Homeward bound

The passing of a close family friend called me home this past week. Our family has known Eric and his family for almost forty years, having met them when our family moved to a small country town when I was about six years old. Eric was heavily involved in a variety of community activities and events, including the local football club and the billy cart derby (reincarnated in recent years as the Billycart Classic) and he was a popular, well known character throughout the area. One of my first paying jobs was washing old wine bottles for Eric’s ‘Murrumbidgee Wines’ business, the water in the barrels was always cold and up to our armpits, the smell of bleach filled our nostrils and even worse was the smell of old, wine and mould. Just when we thought that we had finished washing and rinsing bottles Eric would alert us to another pallet of bottles behind the shed.

As a teen I knew I wouldn’t stay in the one place forever, even though my childhood afforded me the freedom to explore the countryside on horseback and on foot without a care in the world. The desire to go to university took me away from home, returning for long weekends and semester breaks. There were always a few constants when returning home, my family, the starry skies, the local swimming hole and friends such as Eric, his wife and daughters. Eric’s daughters are still among my closest friends, our paths don’t always cross frequently yet when we meet it is as though we have never been apart and there is always lots of laughter when we recall our childhood and the antics of our families. Every Christmas morning we would gather in Eric’s garage and driveway for a breakfast feast to rival the best hotels, fresh summer fruits, bacon, eggs and hash browns all washed down with champagne and a dose of story telling from the night before.

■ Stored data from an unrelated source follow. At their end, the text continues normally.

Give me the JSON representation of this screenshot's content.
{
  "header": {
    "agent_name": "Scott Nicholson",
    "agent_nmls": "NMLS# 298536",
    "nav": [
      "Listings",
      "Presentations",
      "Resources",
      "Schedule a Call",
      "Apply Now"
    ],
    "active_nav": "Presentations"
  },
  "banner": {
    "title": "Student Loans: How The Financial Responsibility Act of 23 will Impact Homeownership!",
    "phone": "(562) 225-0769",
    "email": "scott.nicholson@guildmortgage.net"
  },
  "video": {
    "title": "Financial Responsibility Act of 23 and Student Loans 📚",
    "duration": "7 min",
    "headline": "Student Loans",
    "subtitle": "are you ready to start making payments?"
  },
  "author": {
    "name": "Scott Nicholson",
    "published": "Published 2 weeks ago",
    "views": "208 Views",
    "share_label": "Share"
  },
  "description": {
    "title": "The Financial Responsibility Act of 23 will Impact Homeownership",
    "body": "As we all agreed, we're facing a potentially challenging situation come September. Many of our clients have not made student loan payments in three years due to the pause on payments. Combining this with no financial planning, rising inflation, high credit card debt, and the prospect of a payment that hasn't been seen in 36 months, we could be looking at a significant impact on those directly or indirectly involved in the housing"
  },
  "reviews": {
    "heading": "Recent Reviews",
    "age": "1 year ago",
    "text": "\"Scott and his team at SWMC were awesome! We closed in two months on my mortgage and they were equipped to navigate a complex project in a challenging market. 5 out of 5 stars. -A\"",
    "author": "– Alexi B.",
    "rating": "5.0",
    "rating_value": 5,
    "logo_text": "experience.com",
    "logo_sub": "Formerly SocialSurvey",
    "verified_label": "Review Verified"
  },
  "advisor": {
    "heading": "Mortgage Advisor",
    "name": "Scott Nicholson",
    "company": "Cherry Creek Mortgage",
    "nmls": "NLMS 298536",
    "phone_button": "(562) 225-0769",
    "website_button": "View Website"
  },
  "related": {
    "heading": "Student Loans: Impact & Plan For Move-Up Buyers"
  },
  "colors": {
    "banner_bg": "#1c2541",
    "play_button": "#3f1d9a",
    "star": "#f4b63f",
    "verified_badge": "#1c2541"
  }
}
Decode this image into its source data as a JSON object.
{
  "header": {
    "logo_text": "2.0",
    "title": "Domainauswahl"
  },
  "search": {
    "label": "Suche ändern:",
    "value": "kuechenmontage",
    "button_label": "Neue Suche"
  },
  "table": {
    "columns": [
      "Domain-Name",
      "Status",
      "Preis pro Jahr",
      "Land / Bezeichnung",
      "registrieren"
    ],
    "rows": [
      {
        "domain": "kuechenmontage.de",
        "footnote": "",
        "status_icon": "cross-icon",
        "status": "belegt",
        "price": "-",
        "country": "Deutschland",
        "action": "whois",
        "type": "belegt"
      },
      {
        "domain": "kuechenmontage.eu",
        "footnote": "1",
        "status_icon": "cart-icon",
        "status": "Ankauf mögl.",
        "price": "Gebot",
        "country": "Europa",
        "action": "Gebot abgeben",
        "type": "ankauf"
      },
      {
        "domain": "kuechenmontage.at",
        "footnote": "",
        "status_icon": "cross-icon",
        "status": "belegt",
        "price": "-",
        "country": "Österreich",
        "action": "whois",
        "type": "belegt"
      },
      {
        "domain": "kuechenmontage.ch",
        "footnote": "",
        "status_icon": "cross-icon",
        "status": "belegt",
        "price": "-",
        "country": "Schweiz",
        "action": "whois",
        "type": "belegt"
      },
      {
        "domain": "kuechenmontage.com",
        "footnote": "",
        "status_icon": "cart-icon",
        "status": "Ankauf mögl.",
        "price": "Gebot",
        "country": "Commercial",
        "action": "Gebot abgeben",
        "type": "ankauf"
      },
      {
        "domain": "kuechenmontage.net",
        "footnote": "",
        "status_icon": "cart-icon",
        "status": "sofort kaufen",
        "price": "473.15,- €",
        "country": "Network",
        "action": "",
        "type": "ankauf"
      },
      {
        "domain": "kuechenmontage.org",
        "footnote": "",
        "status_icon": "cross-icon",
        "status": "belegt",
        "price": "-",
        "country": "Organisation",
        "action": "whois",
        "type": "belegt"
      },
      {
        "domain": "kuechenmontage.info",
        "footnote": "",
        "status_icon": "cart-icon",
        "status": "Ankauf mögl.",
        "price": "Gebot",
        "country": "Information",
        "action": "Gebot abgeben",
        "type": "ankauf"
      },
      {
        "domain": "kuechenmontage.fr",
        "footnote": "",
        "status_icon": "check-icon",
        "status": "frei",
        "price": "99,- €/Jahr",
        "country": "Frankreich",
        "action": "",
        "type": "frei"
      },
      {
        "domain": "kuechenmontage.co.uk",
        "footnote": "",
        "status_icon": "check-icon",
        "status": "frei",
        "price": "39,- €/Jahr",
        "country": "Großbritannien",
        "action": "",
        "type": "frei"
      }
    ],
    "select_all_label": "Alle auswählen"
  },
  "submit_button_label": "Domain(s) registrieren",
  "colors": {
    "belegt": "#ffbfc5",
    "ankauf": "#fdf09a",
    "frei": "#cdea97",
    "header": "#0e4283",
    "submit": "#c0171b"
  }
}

At such a sad time it can be hard to remember all the good moments shared, and there were plenty. Each morning I was home I wandered an old familiar path for my morning walk and remembered the good and the funny things about Eric, and was thankful for growing up in a small country town.

Rest in peace Eric, thank you for the wonderful memories and for giving me two beautiful friends x

Taking a break in rural Australia

Recently I spent a few days with my folks in the small country town of Beechwood, located inland on the mid-north coast of New South Wales. It is a town surrounded by rolling hills, forests and bush tracks, cows and horses are a common sight as are wandering dogs and 4WDs, as a child many of my friends came from families living on dairy farms or they had brothers and fathers working at timber mills, but that is no more. Beechwood has become popular with young families and ‘city folk’ desiring a tree change, they move out into the country where a sense of community still exists and real estate is much cheaper. Once upon a time I knew everyone and they knew me, but that too has changed.

My time in Beechwood was husband and black dog free, the year has been an exhausting one, mentally and physically and I needed a break somewhere quiet, familiar and without any pressure to do anything. It is the perfect place for me to have a break, I always sleep soundly and eat well, plus there is always something comforting about being at home with my parents. Wherever I look there is nature, clear and sparkling night skies, elegant and tall gum trees, laughing kookaburras and wallabies dining on new green grass, of a morning I stalk birds in the yard and in the afternoon I wander through the paddocks enjoying the warmth of the sun.

I didn’t stray far when it came to taking photos of this place that I love, that would have required more energy than I wished to expend and I was happy sticking close to home. The horses were curious when they saw me approach, once they realised that there were no carrots or treats in my hands they turned their back on me and pretended that I didn’t exist, one of them didn’t even both to lift his head from eating, obviously the grass was too sweet and delicious to pay attention to the camera toting human. Wallabies and Kangaroos show up when there is less light, they feed at dawn and dusk so I was thrilled to make it out of bed early enough one morning to catch them enjoying the fresh pick in the back paddock. Farmers and those who live in the country consider Wallabies and Kangaroos to be pests, they destroy fences, eat all the grass and create havoc on roads in low light, but I love seeing these beautiful creatures in their natural environment.